Les Merveilles du Ciel et de l'Enfer et des Terres planétaires et australes, par Emmanuel de

Schwedenborg, d'après le témoignage de ses yeux et de ses oreilles; traduit du latin par A. J. P. Deux volumes in-8°. A Berlin, chez Decker, imprimeur du Roi. L'auteur commence par nous assurer que tout homme embrasé, à l'instant de sa mort, de l'amour céleste monte droit au ciel; il nous raconte ensuite très-sérieusement que lui-même a fait ce voyage de son vivant; il entre dans les détails les plus circonstanciés sur les habitations destinées dans le monde spirituel aux Anglais, aux Hollandais et nommément aux Parisiens. Toutes ces visions sont loin de valoir celles de Virgile et d'Homère; elles sont fort au-dessous de celles de l'Arioste et de l'auteur de la Pucelle; ainsi l'on est beaucoup moins tenté de croire aux révélations divines de M. de Schwedenborg qu'à celles d'Homère et de ses rivaux. Ce qu'il y a de plus extraordinaire dans les Merveilles du Ciel et de l'Enfer et des Terres planétaires et australes, c'est que ce monument de délire soit l'ouvrage d'un homme distingué non-seulement par sa probité, mais encore par ses connaissances et par ses lumières.
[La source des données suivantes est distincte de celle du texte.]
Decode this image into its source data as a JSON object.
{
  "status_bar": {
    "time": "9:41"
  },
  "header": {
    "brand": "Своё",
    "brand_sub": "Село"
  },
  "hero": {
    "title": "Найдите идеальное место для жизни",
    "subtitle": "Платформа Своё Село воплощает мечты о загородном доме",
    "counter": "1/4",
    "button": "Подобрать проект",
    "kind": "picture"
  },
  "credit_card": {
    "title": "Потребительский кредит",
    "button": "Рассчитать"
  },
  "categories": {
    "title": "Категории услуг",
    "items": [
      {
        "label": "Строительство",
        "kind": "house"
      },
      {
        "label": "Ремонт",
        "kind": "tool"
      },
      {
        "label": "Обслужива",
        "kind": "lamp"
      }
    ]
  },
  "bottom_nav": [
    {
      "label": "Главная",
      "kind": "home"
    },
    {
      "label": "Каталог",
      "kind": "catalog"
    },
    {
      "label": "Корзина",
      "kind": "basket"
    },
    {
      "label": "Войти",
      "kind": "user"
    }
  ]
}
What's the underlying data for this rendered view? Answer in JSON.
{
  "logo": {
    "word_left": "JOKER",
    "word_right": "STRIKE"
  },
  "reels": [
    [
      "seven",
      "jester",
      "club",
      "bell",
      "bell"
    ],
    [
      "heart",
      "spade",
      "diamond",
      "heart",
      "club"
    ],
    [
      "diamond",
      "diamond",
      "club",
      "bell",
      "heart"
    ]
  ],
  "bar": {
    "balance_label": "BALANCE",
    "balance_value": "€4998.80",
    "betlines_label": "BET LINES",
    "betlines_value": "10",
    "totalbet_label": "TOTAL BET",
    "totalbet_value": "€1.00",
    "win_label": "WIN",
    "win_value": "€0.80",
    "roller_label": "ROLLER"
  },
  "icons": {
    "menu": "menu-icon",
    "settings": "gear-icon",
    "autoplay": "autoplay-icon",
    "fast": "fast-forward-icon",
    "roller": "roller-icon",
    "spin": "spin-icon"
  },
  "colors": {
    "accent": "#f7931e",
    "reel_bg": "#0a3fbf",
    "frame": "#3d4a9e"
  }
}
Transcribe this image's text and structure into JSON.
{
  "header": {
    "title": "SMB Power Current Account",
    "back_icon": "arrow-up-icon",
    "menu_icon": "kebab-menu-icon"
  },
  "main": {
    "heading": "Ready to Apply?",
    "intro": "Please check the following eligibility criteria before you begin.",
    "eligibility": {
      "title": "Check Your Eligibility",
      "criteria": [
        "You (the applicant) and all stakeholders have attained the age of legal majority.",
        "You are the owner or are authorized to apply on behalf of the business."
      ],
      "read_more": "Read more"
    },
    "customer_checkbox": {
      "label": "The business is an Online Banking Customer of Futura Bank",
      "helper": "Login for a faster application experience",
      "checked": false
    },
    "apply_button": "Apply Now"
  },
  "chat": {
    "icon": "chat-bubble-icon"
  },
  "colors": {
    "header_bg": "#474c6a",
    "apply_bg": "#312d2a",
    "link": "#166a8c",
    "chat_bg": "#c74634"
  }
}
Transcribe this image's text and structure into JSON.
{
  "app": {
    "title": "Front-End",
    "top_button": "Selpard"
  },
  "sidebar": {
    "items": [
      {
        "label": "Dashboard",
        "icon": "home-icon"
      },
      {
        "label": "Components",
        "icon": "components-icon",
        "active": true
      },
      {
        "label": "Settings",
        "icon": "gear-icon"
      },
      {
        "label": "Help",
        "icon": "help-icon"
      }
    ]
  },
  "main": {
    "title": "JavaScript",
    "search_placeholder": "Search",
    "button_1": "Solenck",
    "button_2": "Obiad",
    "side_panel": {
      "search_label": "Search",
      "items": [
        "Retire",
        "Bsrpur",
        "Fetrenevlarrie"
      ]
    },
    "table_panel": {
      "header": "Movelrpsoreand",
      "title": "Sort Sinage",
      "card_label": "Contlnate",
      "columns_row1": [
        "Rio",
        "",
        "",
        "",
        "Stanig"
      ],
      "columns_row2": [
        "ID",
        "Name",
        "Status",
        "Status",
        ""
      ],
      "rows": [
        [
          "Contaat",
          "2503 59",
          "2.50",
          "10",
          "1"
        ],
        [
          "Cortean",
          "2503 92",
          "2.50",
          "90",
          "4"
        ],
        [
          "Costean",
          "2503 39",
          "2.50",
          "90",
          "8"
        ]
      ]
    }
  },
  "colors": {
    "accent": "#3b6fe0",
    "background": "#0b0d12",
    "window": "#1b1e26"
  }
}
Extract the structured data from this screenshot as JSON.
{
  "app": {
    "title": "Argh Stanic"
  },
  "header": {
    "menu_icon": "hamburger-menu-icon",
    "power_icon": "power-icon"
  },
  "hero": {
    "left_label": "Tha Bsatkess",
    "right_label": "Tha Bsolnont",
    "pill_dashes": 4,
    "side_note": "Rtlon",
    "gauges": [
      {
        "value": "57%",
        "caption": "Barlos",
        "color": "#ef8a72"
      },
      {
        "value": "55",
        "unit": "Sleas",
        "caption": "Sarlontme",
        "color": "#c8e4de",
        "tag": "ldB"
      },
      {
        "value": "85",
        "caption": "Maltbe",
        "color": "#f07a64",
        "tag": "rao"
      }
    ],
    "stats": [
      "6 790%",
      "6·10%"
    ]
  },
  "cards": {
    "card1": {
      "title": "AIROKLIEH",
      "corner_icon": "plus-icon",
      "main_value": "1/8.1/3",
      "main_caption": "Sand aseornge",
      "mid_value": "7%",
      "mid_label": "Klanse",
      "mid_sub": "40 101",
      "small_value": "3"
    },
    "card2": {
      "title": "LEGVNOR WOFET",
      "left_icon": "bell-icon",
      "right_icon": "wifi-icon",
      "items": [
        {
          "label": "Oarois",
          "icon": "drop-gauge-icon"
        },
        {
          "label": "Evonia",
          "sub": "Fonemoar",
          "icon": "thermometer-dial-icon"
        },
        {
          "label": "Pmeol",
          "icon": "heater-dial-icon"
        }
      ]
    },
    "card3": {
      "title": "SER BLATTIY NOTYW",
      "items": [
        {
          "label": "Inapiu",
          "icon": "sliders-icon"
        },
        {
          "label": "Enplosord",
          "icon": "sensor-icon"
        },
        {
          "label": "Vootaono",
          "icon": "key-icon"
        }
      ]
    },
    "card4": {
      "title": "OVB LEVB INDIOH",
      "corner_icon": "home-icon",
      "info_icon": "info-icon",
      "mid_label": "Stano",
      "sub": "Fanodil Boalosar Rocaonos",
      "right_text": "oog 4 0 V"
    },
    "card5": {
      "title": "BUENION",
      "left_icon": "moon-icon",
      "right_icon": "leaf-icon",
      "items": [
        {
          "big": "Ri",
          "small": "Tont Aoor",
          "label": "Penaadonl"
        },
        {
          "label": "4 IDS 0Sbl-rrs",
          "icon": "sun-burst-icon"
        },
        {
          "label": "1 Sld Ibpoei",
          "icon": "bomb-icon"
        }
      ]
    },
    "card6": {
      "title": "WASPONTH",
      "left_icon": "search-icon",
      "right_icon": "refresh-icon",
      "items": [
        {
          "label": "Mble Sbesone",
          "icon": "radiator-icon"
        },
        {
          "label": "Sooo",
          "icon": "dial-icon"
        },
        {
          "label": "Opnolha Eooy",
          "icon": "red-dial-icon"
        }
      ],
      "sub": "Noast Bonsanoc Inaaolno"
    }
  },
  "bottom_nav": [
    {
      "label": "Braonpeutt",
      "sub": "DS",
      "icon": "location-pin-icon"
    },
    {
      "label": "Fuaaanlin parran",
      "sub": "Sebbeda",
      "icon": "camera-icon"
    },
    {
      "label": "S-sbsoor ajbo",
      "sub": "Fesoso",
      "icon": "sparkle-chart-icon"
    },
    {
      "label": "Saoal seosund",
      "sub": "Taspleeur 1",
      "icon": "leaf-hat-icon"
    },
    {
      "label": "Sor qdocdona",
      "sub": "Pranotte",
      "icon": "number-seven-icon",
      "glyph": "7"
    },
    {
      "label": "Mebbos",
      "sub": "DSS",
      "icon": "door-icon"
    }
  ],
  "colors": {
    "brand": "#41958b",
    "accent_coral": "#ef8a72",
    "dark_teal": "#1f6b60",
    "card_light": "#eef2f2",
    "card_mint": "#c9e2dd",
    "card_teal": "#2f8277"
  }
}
On voit dans l'Eloge imprimé à la tête de ces deux volumes, Eloge prononcé à l'Académie de Stockholm par M. de Sandel, que notre prophète suédois, fort différent de la plupart des prophètes ses devanciers, avait approfondi les parties les plus importantes de la philosophie, qu'il savait beaucoup de physique, d'histoire naturelle, de géométrie, de chimie, d'anatomie, etc. On a de lui un grand nombre d'ouvrages très-estimables; un recueil de vers composés

dans sa jeunesse, Ludus Heliconius, Daedalus Hyperboreus; un projet de fixer la valeur de nos monnaies, et de déterminer nos mesures, de manière à supprimer toutes les fractions pour faciliter les calculs; un Traité de la position et du cours des planètes; différens Traités de minéralogie.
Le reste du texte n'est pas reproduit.